The latest of the letters, those written after the publication of his final collection High Windows in 1974, almost all reference how Larkin has been unable to write new poems, in spite of his literary status rising to that of national monument. "I'm not really happy in the house - can't write. Only one poems this year and that a 'comic' one. Had a letter from a girl in Ramsgate saying how disgusting my poems were… Thank God she's in Ramsgate" (28th April 1975). In the penultimate letter in the collection, Larkin articulates the dilemma in full: "Well, at least you're still writing, which is more than I am. I sort of faded out in 1977. I don't mind particularly, just that I feel an awful fraud when treated as a writer, knowing I no longer am one. Kingsley seems to be able to keep going. I suppose if I didn't have anything else to do I might fake something up, but in my experience there is really no substitute for the genuine irresistible urge" (23rd July 1981). 

In 2007, Iles took Larkin's advice and wrote an autobiography entitled A Way Through A War, based on his correspondence with Larkin, privately printed for circulation among close family and friends. This book reproduces all but seven letters in the archive, but most of those from the 1940s have large sections redacted and in any case the circulation of the book was so small that the letters remain essentially unpublished. Anthony Thwaite consulted a number of the letters for his Selected Letters Of Philip Larkin (Faber, 1992), publishing twenty-three of them. Again, the majority of letters from the 1940s are heavily redacted excluding in particular, details of Larkin's relationship with Philip Brown. There are twenty-five letters not published before in any meaningful way, and a further eighteen that have not been published in full.

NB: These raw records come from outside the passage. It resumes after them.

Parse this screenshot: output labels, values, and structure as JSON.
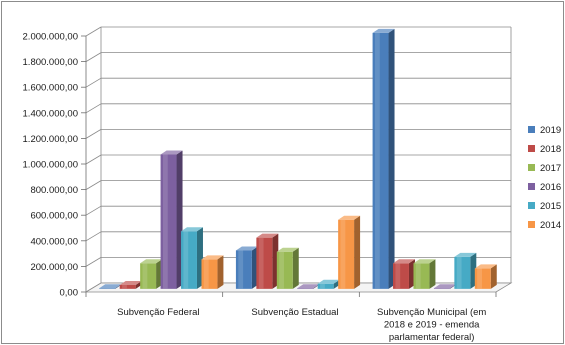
{
  "chart_data": {
    "type": "bar",
    "title": "",
    "xlabel": "",
    "ylabel": "",
    "ylim": [
      0,
      2000000
    ],
    "ytick_step": 200000,
    "ytick_labels": [
      "0,00",
      "200.000,00",
      "400.000,00",
      "600.000,00",
      "800.000,00",
      "1.000.000,00",
      "1.200.000,00",
      "1.400.000,00",
      "1.600.000,00",
      "1.800.000,00",
      "2.000.000,00"
    ],
    "grid": true,
    "legend_position": "right",
    "categories": [
      [
        "Subvenção Federal"
      ],
      [
        "Subvenção Estadual"
      ],
      [
        "Subvenção Municipal (em",
        "2018 e 2019 - emenda",
        "parlamentar federal)"
      ]
    ],
    "series": [
      {
        "name": "2019",
        "color": "#4a7ebb",
        "values": [
          5000,
          300000,
          2000000
        ]
      },
      {
        "name": "2018",
        "color": "#be4b48",
        "values": [
          30000,
          400000,
          200000
        ]
      },
      {
        "name": "2017",
        "color": "#98b954",
        "values": [
          200000,
          290000,
          200000
        ]
      },
      {
        "name": "2016",
        "color": "#7d60a0",
        "values": [
          1050000,
          5000,
          5000
        ]
      },
      {
        "name": "2015",
        "color": "#46aac5",
        "values": [
          450000,
          40000,
          250000
        ]
      },
      {
        "name": "2014",
        "color": "#f79646",
        "values": [
          230000,
          540000,
          160000
        ]
      }
    ]
  }
}
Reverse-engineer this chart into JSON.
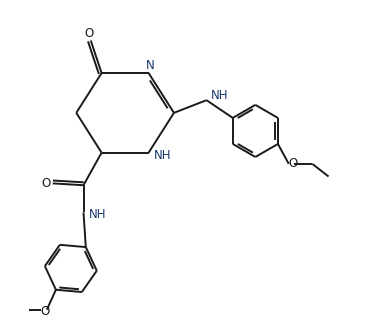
{
  "bg_color": "#ffffff",
  "line_color": "#1a1a1a",
  "text_color": "#1a3a6b",
  "bond_lw": 1.4,
  "font_size": 8.5,
  "fig_width": 3.66,
  "fig_height": 3.27,
  "dpi": 100,
  "xlim": [
    -1.0,
    8.5
  ],
  "ylim": [
    -3.5,
    5.5
  ]
}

That the correspondence essentially covers Larkin's entire adult life is most unusual. In this sense they are comparable to correspondence with only three others: Kingsley Amis (though no letters from Larkin to Amis survive for the period 1947-67); Bruce Montgomery (whom Larkin befriended in 1943 after Iles left Oxford for the army and whose letters are under seal at the Bodley until 2035); and his mother (also a forty-one years correspondence, published in November 2018). Taken in its entirety, the archive offers an extraordinary opportunity to study a large range of material that has never been meaningfully made publicly available.  
From the long, vivid letters from the 1940s, providing a unique window on Larkin's formative years and showing his development as a writer both in personal and literary terms, through the composition and publication of his two published novels and his first book of verse and Larkin's increasingly refined poetic sensibilities, to the 'Larkinland' of The Whitsun Weddings and High Windows of the later letters in evidence in his descriptions of toad-like work and the gloom of ageing but equally, a ready sense of wit and irony, these letters provide a vibrant and sustained insight in to the detailed landscape of Larkin's working life.

PROVENANCE: From the estate of Norman Iles.